The signs appear to have been designed and distributed by the group I Sentenilli di Milano, an organization dedicated to supporting the queer community and advocating against fascism.
“The disturbing images coming from the United States add to the horror of other places in the world where human rights have been trampled on,” the organizers wrote in a caption on Instagram, adding, “That’s why the Sentinelli with many other democratic realities are waiting for you in the square on Saturday. Come with a whistle.”
At the protest, another organizer named Alessandro Capella, head of the Italian Democratic Party’s Milan chapter, told NPR, “It’s not just for the Olympic games, it’s about justice in the world. We don’t want ICE here.”
“ICE OUT!”
Just a week after the January 31 protest, hundreds of people once again took to the streets of Milan in an anti-ICE protest on February 6. Among them was Laika, who captioned an Instagram post of her graffiti with a call for followers to attend the gathering.
“ICE OUT!” the caption begins. “With the ‘Trump’s Gestapo’ at the Milan-Cortina Games, fundamental values of the Olympic Charter are being killed, such as solidarity and the fight against discrimination, values that affirm the principle that ‘sport is at the service of the harmonious development of man, to promote the advent of a peaceful society committed to defending human dignity.’”
Laika is using her art as a direct call-out to CONI and International Olympic Committee (IOC) for failing to bar ICE agents from attending the Olympics.
“It angers me that the IOC and CONI have not taken a clear position consistent with their values, but have looked the other way, downplaying the issue as the exclusive responsibility of states and governments,” she told ANSA English. “Today, the entire world of sport, and beyond, is raising its voice: there is no room for racism, violence, or those who threaten democracy.”

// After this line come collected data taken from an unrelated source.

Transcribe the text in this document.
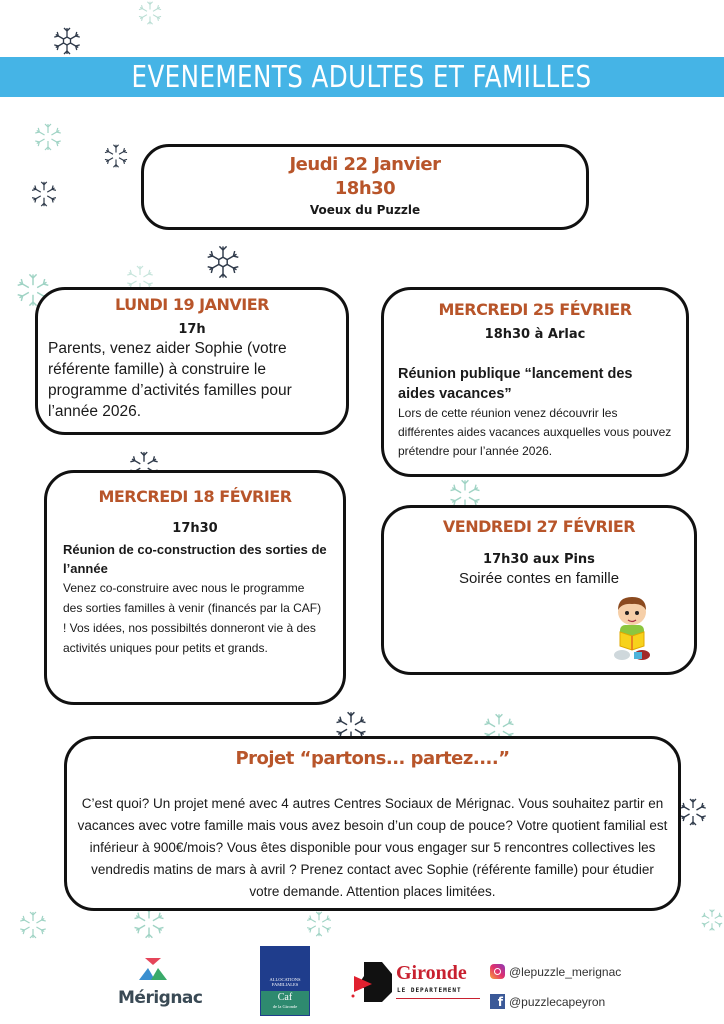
EVENEMENTS ADULTES ET FAMILLES
Jeudi 22 Janvier
18h30
Voeux du Puzzle
LUNDI 19 JANVIER
17h
Parents, venez aider Sophie (votre référente famille) à construire le programme d’activités familles pour l’année 2026.
MERCREDI 25 FÉVRIER
18h30 à Arlac
Réunion publique “lancement des aides vacances”
Lors de cette réunion venez découvrir les différentes aides vacances auxquelles vous pouvez prétendre pour l’année 2026.
MERCREDI 18 FÉVRIER
17h30
Réunion de co-construction des sorties de l’année
Venez co-construire avec nous le programme des sorties familles à venir (financés par la CAF) ! Vos idées, nos possibiltés donneront vie à des activités uniques pour petits et grands.
VENDREDI 27 FÉVRIER
17h30 aux Pins
Soirée contes en famille
Projet “partons... partez....”
C’est quoi? Un projet mené avec 4 autres Centres Sociaux de Mérignac. Vous souhaitez partir en vacances avec votre famille mais vous avez besoin d’un coup de pouce? Votre quotient familial est inférieur à 900€/mois? Vous êtes disponible pour vous engager sur 5 rencontres collectives les vendredis matins de mars à avril ? Prenez contact avec Sophie (référente famille) pour étudier votre demande. Attention places limitées.
Mérignac
ALLOCATIONS FAMILIALES
Caf
de la Gironde
Gironde
LE DEPARTEMENT
@lepuzzle_merignac
f @puzzlecapeyron
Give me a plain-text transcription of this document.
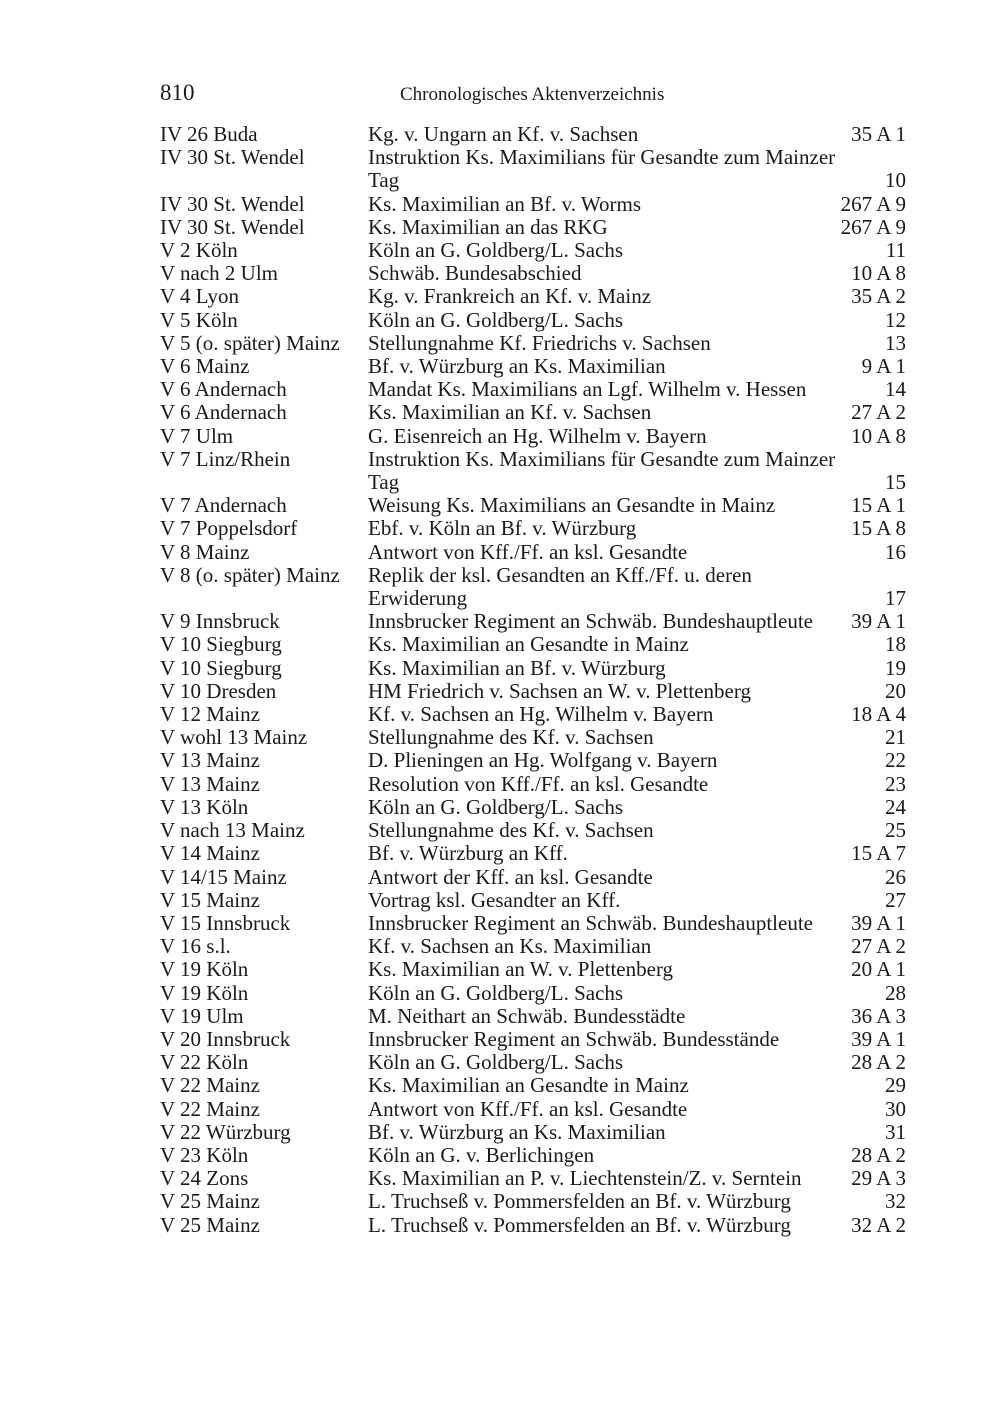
810	Chronologisches Aktenverzeichnis
IV 26 Buda	Kg. v. Ungarn an Kf. v. Sachsen	35 A 1
IV 30 St. Wendel	Instruktion Ks. Maximilians für Gesandte zum Mainzer Tag	10
IV 30 St. Wendel	Ks. Maximilian an Bf. v. Worms	267 A 9
IV 30 St. Wendel	Ks. Maximilian an das RKG	267 A 9
V 2 Köln	Köln an G. Goldberg/L. Sachs	11
V nach 2 Ulm	Schwäb. Bundesabschied	10 A 8
V 4 Lyon	Kg. v. Frankreich an Kf. v. Mainz	35 A 2
V 5 Köln	Köln an G. Goldberg/L. Sachs	12
V 5 (o. später) Mainz	Stellungnahme Kf. Friedrichs v. Sachsen	13
V 6 Mainz	Bf. v. Würzburg an Ks. Maximilian	9 A 1
V 6 Andernach	Mandat Ks. Maximilians an Lgf. Wilhelm v. Hessen	14
V 6 Andernach	Ks. Maximilian an Kf. v. Sachsen	27 A 2
V 7 Ulm	G. Eisenreich an Hg. Wilhelm v. Bayern	10 A 8
V 7 Linz/Rhein	Instruktion Ks. Maximilians für Gesandte zum Mainzer Tag	15
V 7 Andernach	Weisung Ks. Maximilians an Gesandte in Mainz	15 A 1
V 7 Poppelsdorf	Ebf. v. Köln an Bf. v. Würzburg	15 A 8
V 8 Mainz	Antwort von Kff./Ff. an ksl. Gesandte	16
V 8 (o. später) Mainz	Replik der ksl. Gesandten an Kff./Ff. u. deren Erwiderung	17
V 9 Innsbruck	Innsbrucker Regiment an Schwäb. Bundeshauptleute	39 A 1
V 10 Siegburg	Ks. Maximilian an Gesandte in Mainz	18
V 10 Siegburg	Ks. Maximilian an Bf. v. Würzburg	19
V 10 Dresden	HM Friedrich v. Sachsen an W. v. Plettenberg	20
V 12 Mainz	Kf. v. Sachsen an Hg. Wilhelm v. Bayern	18 A 4
V wohl 13 Mainz	Stellungnahme des Kf. v. Sachsen	21
V 13 Mainz	D. Plieningen an Hg. Wolfgang v. Bayern	22
V 13 Mainz	Resolution von Kff./Ff. an ksl. Gesandte	23
V 13 Köln	Köln an G. Goldberg/L. Sachs	24
V nach 13 Mainz	Stellungnahme des Kf. v. Sachsen	25
V 14 Mainz	Bf. v. Würzburg an Kff.	15 A 7
V 14/15 Mainz	Antwort der Kff. an ksl. Gesandte	26
V 15 Mainz	Vortrag ksl. Gesandter an Kff.	27
V 15 Innsbruck	Innsbrucker Regiment an Schwäb. Bundeshauptleute	39 A 1
V 16 s.l.	Kf. v. Sachsen an Ks. Maximilian	27 A 2
V 19 Köln	Ks. Maximilian an W. v. Plettenberg	20 A 1
V 19 Köln	Köln an G. Goldberg/L. Sachs	28
V 19 Ulm	M. Neithart an Schwäb. Bundesstädte	36 A 3
V 20 Innsbruck	Innsbrucker Regiment an Schwäb. Bundesstände	39 A 1
V 22 Köln	Köln an G. Goldberg/L. Sachs	28 A 2
V 22 Mainz	Ks. Maximilian an Gesandte in Mainz	29
V 22 Mainz	Antwort von Kff./Ff. an ksl. Gesandte	30
V 22 Würzburg	Bf. v. Würzburg an Ks. Maximilian	31
V 23 Köln	Köln an G. v. Berlichingen	28 A 2
V 24 Zons	Ks. Maximilian an P. v. Liechtenstein/Z. v. Serntein	29 A 3
V 25 Mainz	L. Truchseß v. Pommersfelden an Bf. v. Würzburg	32
V 25 Mainz	L. Truchseß v. Pommersfelden an Bf. v. Würzburg	32 A 2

Donald Trump as an ICE agent
Amidst the recent protests in Milan, another artist has added his own mural to the heart of the city, just minutes away from the Olympic cauldron at the Arco della Pace. The graffiti, created by Italian pop artist aleXsandro Palombo, depicts President Trump in his quintessential blue suit, wearing a red hat with the phrase “ICE” and a tactical vest reading “POLICE ICE.” In his hands, he’s brandishing the Olympic Rings like a weapon.
The concept for the mural, Palombo says, came from the gap between the Olympics’ imagined world “without barriers” and “the contemporary reality made of borders, controls, and exclusions.”
“The Olympic rings represent the last great shared utopia, the idea that humanity can recognize itself as a single community,” Palombo says. “The ICE uniform instead evokes the mechanisms that decide who may move, who may remain, who may be seen. Bringing these symbols together reveals the contradiction between the ideal and the real.”
The physical placement of the mural brings these themes into sharper focus. Palombo chose the Bastioni di Porta Volta as the site of his work, a historic shelter formerly used by public transport staff, which has recently become an improvised refuge for many unhoused migrants. On one side of the building, he explains, is an athletic celebration of “universal brotherhood,” while on the other are the “invisible lives of those without documents, without voice, without recognized rights.”
He hopes that the work will bring these inherent contradictions to the surface of discussions around the Olympics, while also paying tribute to the American athletes who have chosen to speak out against ICE.
“Within this visual tension there is also an implicit tribute to those, like many American athletes, who have chosen to use their visibility to speak out against what is broken,” Palombo says. “Their gesture is not only political, it is an act of responsibility toward freedom of expression. It is proof that the America we admire still exists, one willing to show itself, to take risks, to defend what is right. The message of the work is that every image of power carries responsibility, and that every symbol, even the brightest one, casts a shadow.”